Rolling down the highway, nearly alone and with my stomach tied in knots, the miles & minutes tick down until the trailhead.
The air in the jeep is thick with angst & doubt. The window goes down, and the sharp cold floods in - snapping my attention back to the moment.
The sun has started to light up the sky, rising behind me but making the horizon glow in front of me.
The whole point of this hobby is to snap my mind and my body into better alignment. While my thoughts wander, my body simply lives in the moment. The cold air swirls between my thoughts and my condition, drawing attention to the need to take in a deep breath and settle down.
Today I will travel on my feet, my world on my back, and my wits laid bare. I will capture moments & memories with my eyes and my cameras. I’ll sleep on the ground and stare at the stars.

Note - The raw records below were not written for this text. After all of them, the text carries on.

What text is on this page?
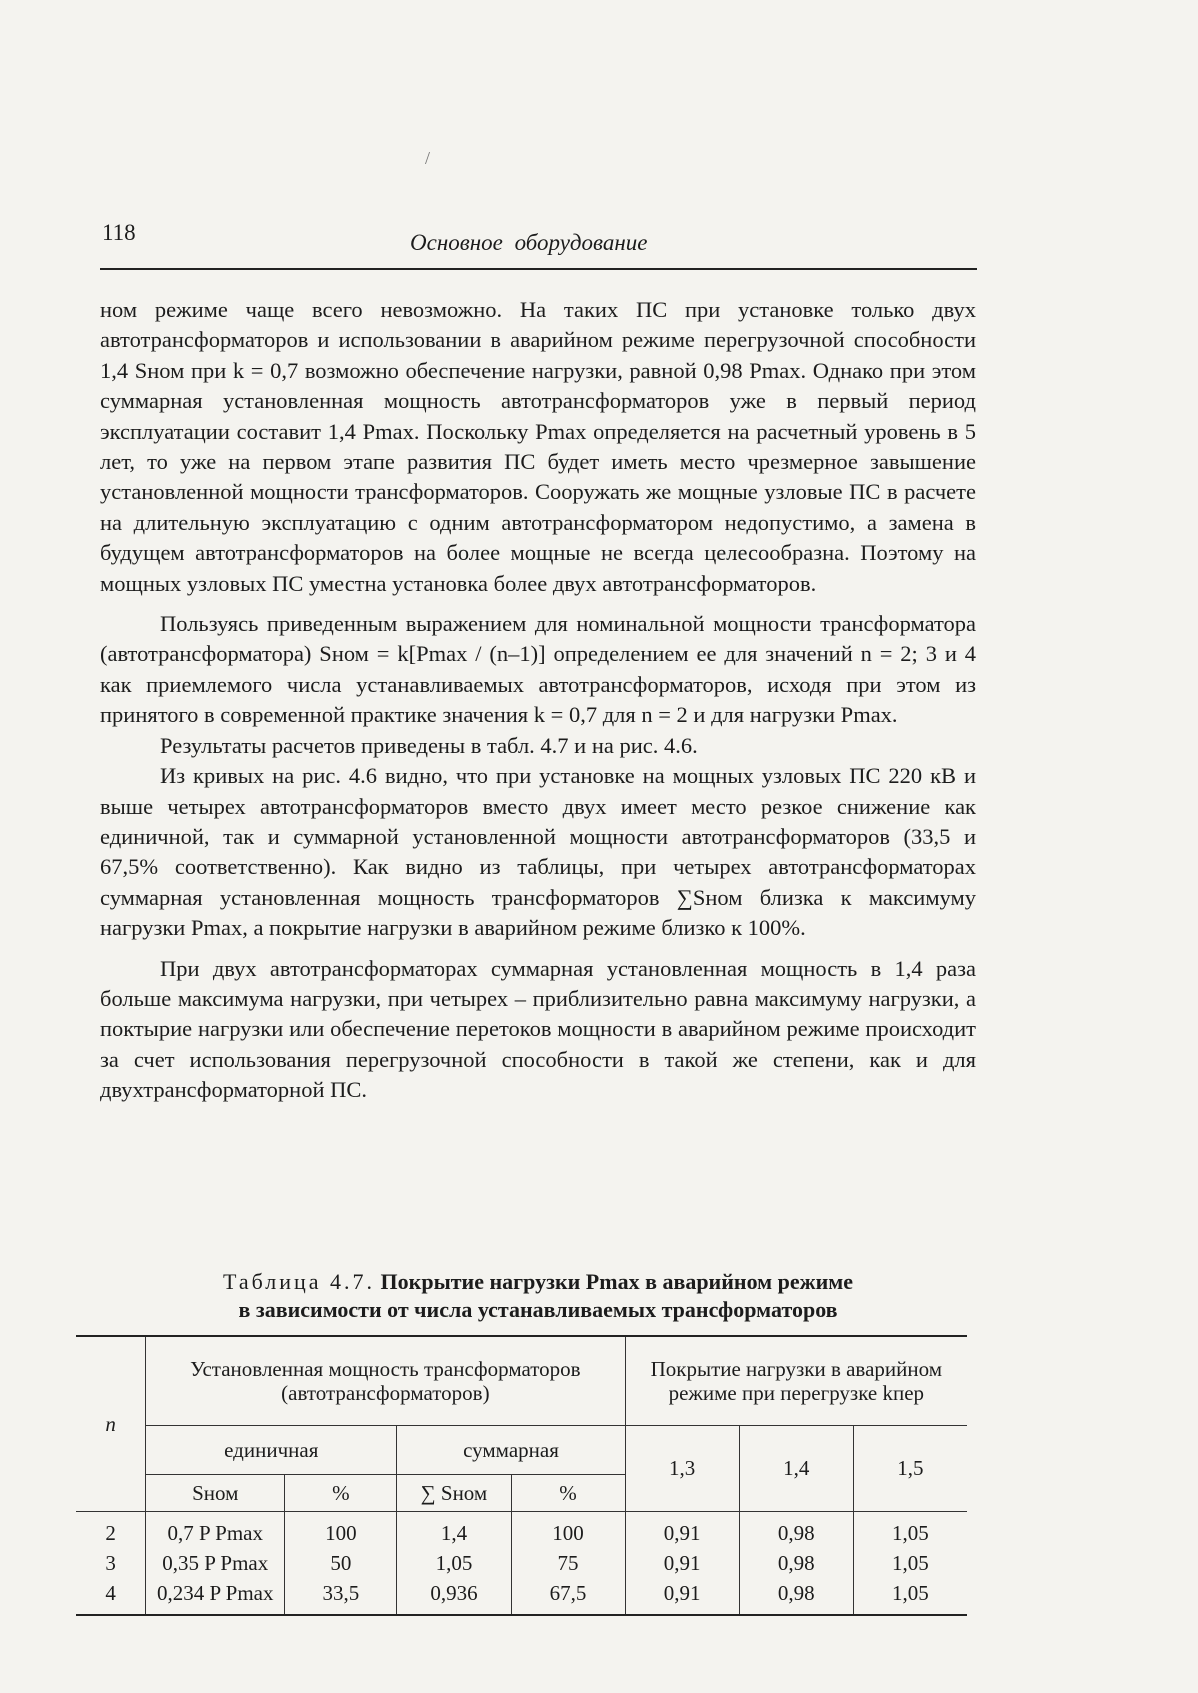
/
118	Основное оборудование

ном режиме чаще всего невозможно. На таких ПС при установке только двух автотрансформаторов и использовании в аварийном режиме перегрузочной способности 1,4 Sном при k = 0,7 возможно обеспечение нагрузки, равной 0,98 Pmax. Однако при этом суммарная установленная мощность автотрансформаторов уже в первый период эксплуатации составит 1,4 Pmax. Поскольку Pmax определяется на расчетный уровень в 5 лет, то уже на первом этапе развития ПС будет иметь место чрезмерное завышение установленной мощности трансформаторов. Сооружать же мощные узловые ПС в расчете на длительную эксплуатацию с одним автотрансформатором недопустимо, а замена в будущем автотрансформаторов на более мощные не всегда целесообразна. Поэтому на мощных узловых ПС уместна установка более двух автотрансформаторов.

Пользуясь приведенным выражением для номинальной мощности трансформатора (автотрансформатора) Sном = k[Pmax / (n–1)] определением ее для значений n = 2; 3 и 4 как приемлемого числа устанавливаемых автотрансформаторов, исходя при этом из принятого в современной практике значения k = 0,7 для n = 2 и для нагрузки Pmax.

Результаты расчетов приведены в табл. 4.7 и на рис. 4.6.

Из кривых на рис. 4.6 видно, что при установке на мощных узловых ПС 220 кВ и выше четырех автотрансформаторов вместо двух имеет место резкое снижение как единичной, так и суммарной установленной мощности автотрансформаторов (33,5 и 67,5% соответственно). Как видно из таблицы, при четырех автотрансформаторах суммарная установленная мощность трансформаторов ∑Sном близка к максимуму нагрузки Pmax, а покрытие нагрузки в аварийном режиме близко к 100%.

При двух автотрансформаторах суммарная установленная мощность в 1,4 раза больше максимума нагрузки, при четырех – приблизительно равна максимуму нагрузки, а поктырие нагрузки или обеспечение перетоков мощности в аварийном режиме происходит за счет использования перегрузочной способности в такой же степени, как и для двухтрансформаторной ПС.

Таблица 4.7. Покрытие нагрузки Pmax в аварийном режиме
в зависимости от числа устанавливаемых трансформаторов
n	Установленная мощность трансформаторов (автотрансформаторов)				Покрытие нагрузки в аварийном режиме при перегрузке kпер		
	единичная		суммарная		1,3	1,4	1,5
	Sном	%	∑ Sном	%			
2	0,7 P Pmax	100	1,4	100	0,91	0,98	1,05
3	0,35 P Pmax	50	1,05	75	0,91	0,98	1,05
4	0,234 P Pmax	33,5	0,936	67,5	0,91	0,98	1,05
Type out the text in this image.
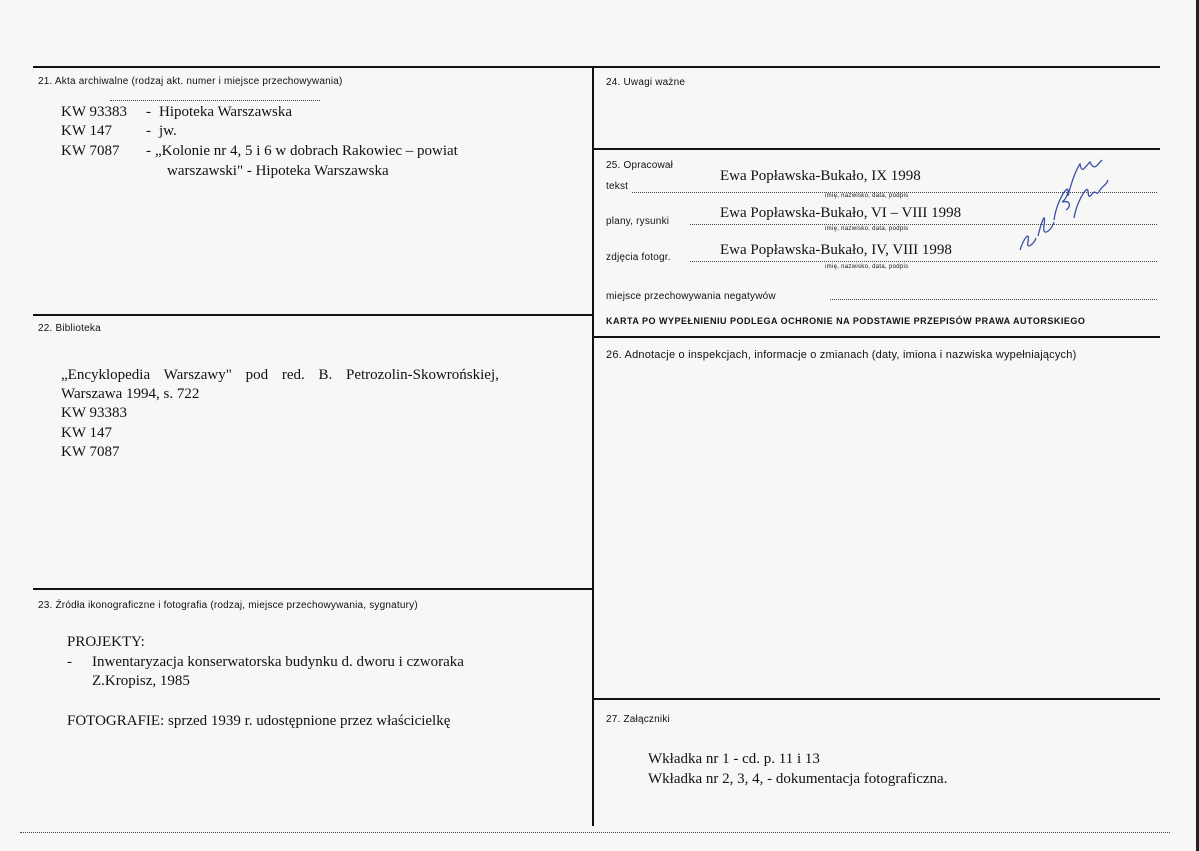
21. Akta archiwalne (rodzaj akt. numer i miejsce przechowywania)
KW 93383 - Hipoteka Warszawska
KW 147 - jw.
KW 7087 - „Kolonie nr 4, 5 i 6 w dobrach Rakowiec – powiat
warszawski" - Hipoteka Warszawska
22. Biblioteka
„Encyklopedia Warszawy" pod red. B. Petrozolin-Skowrońskiej,
Warszawa 1994, s. 722
KW 93383
KW 147
KW 7087
23. Źródła ikonograficzne i fotografia (rodzaj, miejsce przechowywania, sygnatury)
PROJEKTY:
- Inwentaryzacja konserwatorska budynku d. dworu i czworaka
Z.Kropisz, 1985
FOTOGRAFIE: sprzed 1939 r. udostępnione przez właścicielkę
24. Uwagi ważne
25. Opracował
tekst
Ewa Popławska-Bukało, IX 1998
imię, nazwisko, data, podpis
plany, rysunki
Ewa Popławska-Bukało, VI – VIII 1998
imię, nazwisko, data, podpis
zdjęcia fotogr.	Ewa Popławska-Bukało, IV, VIII 1998
imię, nazwisko, data, podpis
miejsce przechowywania negatywów
KARTA PO WYPEŁNIENIU PODLEGA OCHRONIE NA PODSTAWIE PRZEPISÓW PRAWA AUTORSKIEGO
26. Adnotacje o inspekcjach, informacje o zmianach (daty, imiona i nazwiska wypełniających)
27. Załączniki
Wkładka nr 1 - cd. p. 11 i 13
Wkładka nr 2, 3, 4, - dokumentacja fotograficzna.
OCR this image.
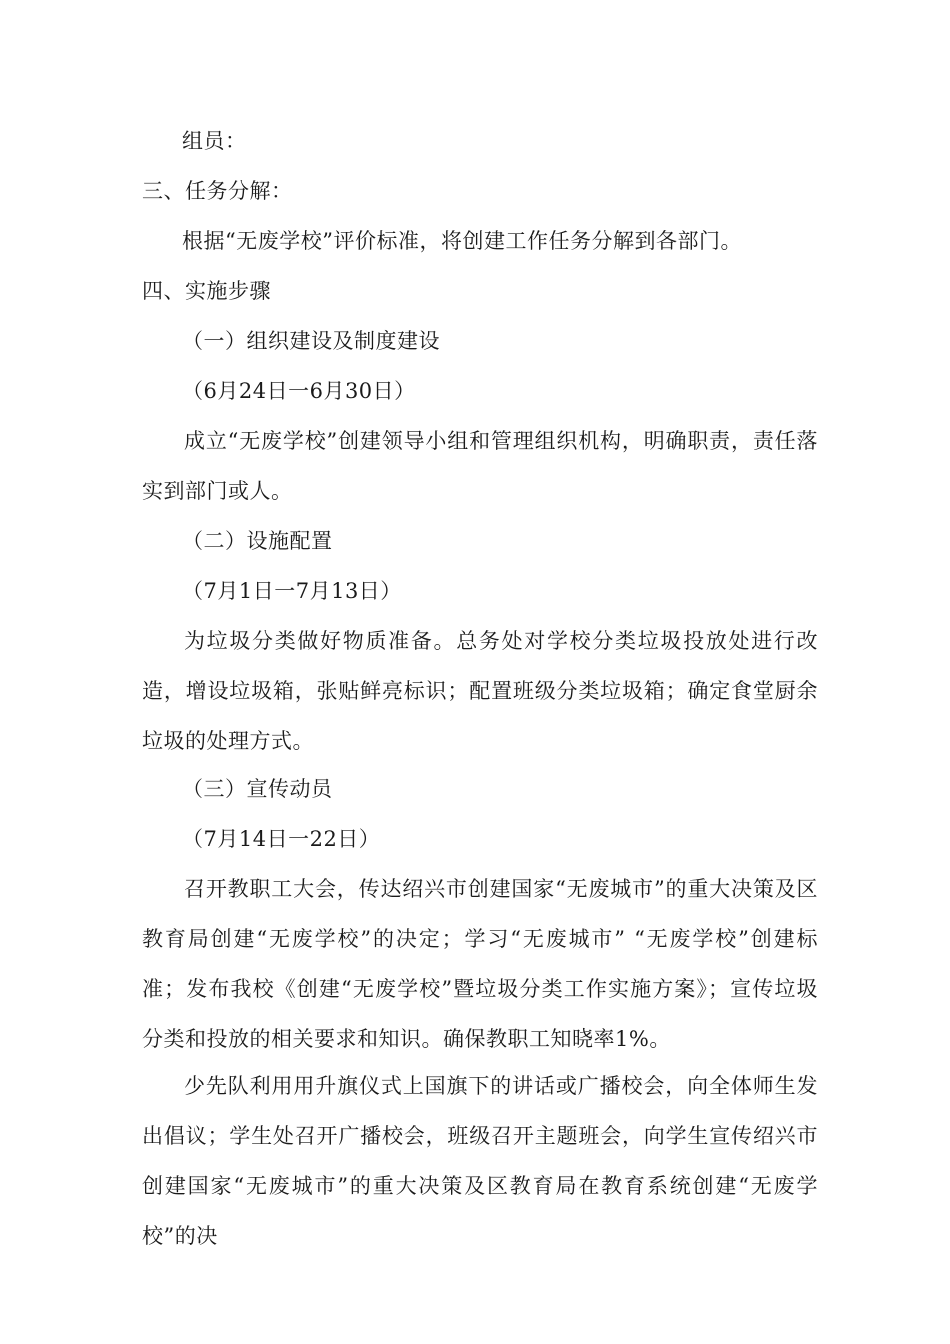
组员：
三、任务分解：
根据“无废学校”评价标准，将创建工作任务分解到各部门。
四、实施步骤
（一）组织建设及制度建设
（6月24日一6月30日）
成立“无废学校”创建领导小组和管理组织机构，明确职责，责任落实到部门或人。
（二）设施配置
（7月1日一7月13日）
为垃圾分类做好物质准备。总务处对学校分类垃圾投放处进行改造，增设垃圾箱，张贴鲜亮标识；配置班级分类垃圾箱；确定食堂厨余垃圾的处理方式。
（三）宣传动员
（7月14日一22日）
召开教职工大会，传达绍兴市创建国家“无废城市”的重大决策及区教育局创建“无废学校”的决定；学习“无废城市” “无废学校”创建标准；发布我校《创建“无废学校”暨垃圾分类工作实施方案》；宣传垃圾分类和投放的相关要求和知识。确保教职工知晓率1%。
少先队利用用升旗仪式上国旗下的讲话或广播校会，向全体师生发出倡议；学生处召开广播校会，班级召开主题班会，向学生宣传绍兴市创建国家“无废城市”的重大决策及区教育局在教育系统创建“无废学校”的决
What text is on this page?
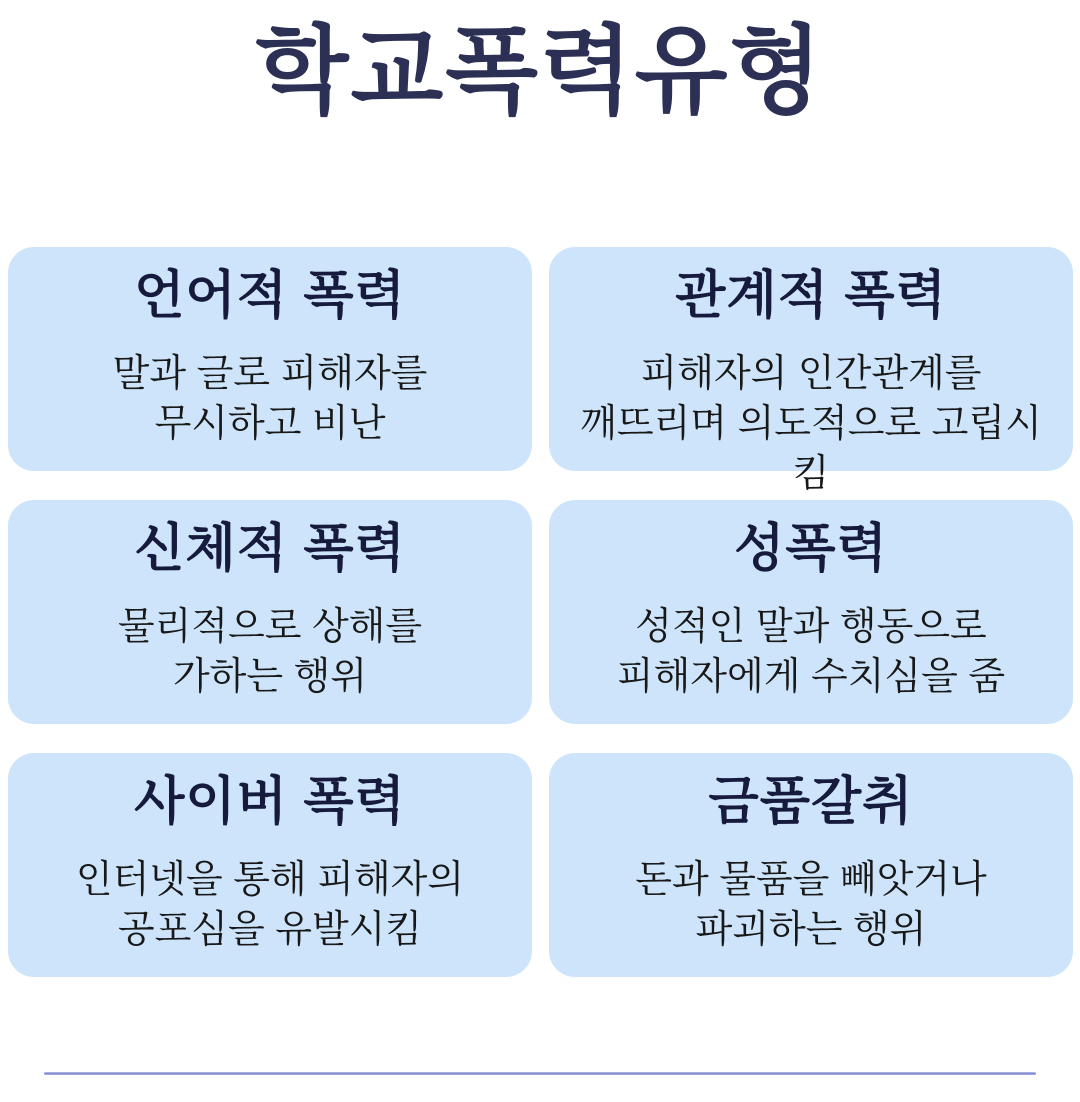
학교폭력유형
언어적 폭력
말과 글로 피해자를
무시하고 비난
관계적 폭력
피해자의 인간관계를
깨뜨리며 의도적으로 고립시킴
신체적 폭력
물리적으로 상해를
가하는 행위
성폭력
성적인 말과 행동으로
피해자에게 수치심을 줌
사이버 폭력
인터넷을 통해 피해자의
공포심을 유발시킴
금품갈취
돈과 물품을 빼앗거나
파괴하는 행위
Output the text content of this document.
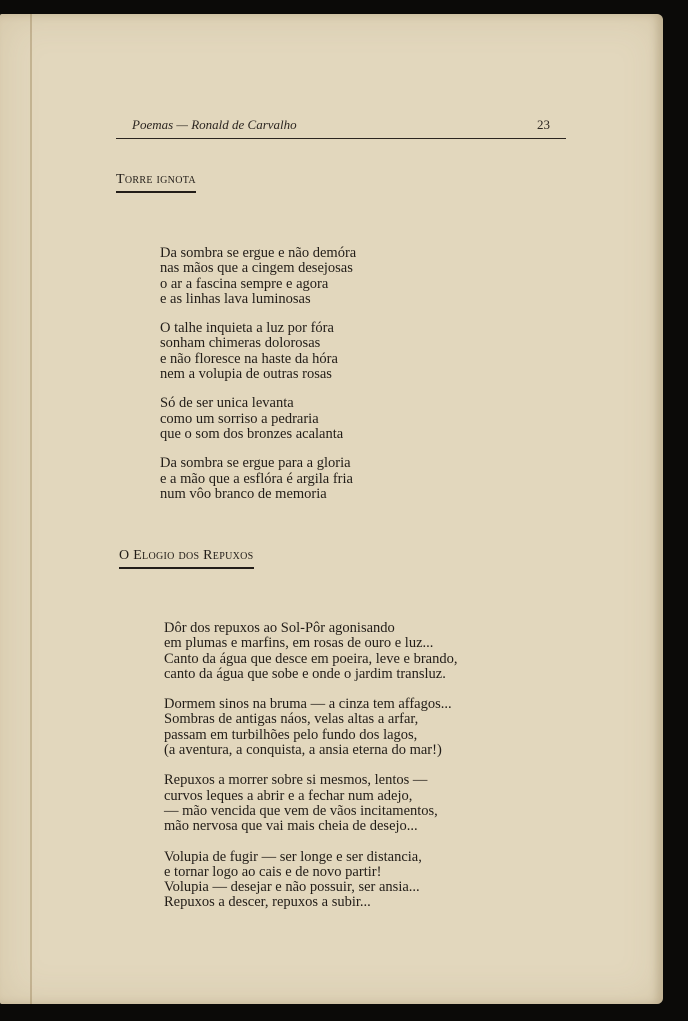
Poemas — Ronald de Carvalho	23
Torre ignota
Da sombra se ergue e não demóra
nas mãos que a cingem desejosas
o ar a fascina sempre e agora
e as linhas lava luminosas
O talhe inquieta a luz por fóra
sonham chimeras dolorosas
e não floresce na haste da hóra
nem a volupia de outras rosas
Só de ser unica levanta
como um sorriso a pedraria
que o som dos bronzes acalanta
Da sombra se ergue para a gloria
e a mão que a esflóra é argila fria
num vôo branco de memoria
O Elogio dos Repuxos
Dôr dos repuxos ao Sol-Pôr agonisando
em plumas e marfins, em rosas de ouro e luz...
Canto da água que desce em poeira, leve e brando,
canto da água que sobe e onde o jardim transluz.
Dormem sinos na bruma — a cinza tem affagos...
Sombras de antigas náos, velas altas a arfar,
passam em turbilhões pelo fundo dos lagos,
(a aventura, a conquista, a ansia eterna do mar!)
Repuxos a morrer sobre si mesmos, lentos —
curvos leques a abrir e a fechar num adejo,
— mão vencida que vem de vãos incitamentos,
mão nervosa que vai mais cheia de desejo...
Volupia de fugir — ser longe e ser distancia,
e tornar logo ao cais e de novo partir!
Volupia — desejar e não possuir, ser ansia...
Repuxos a descer, repuxos a subir...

Every time I go out I bring along troubled thoughts, scatter them along the road to the trail, and then submit to living in each singular second, punctuated by my laboring footfalls.
Most of my friends and peers don’t understand why I choose to scoff modern comforts and submit myself to a dangerously indifferent environment like the Allegheny Backcountry in the start of winter.
However, if they could see the poison that I’m shedding along the side of these two lane roads I travel to the trailhead, they’d never ask again; there would be no need.
We all do it for different reasons. This is mine.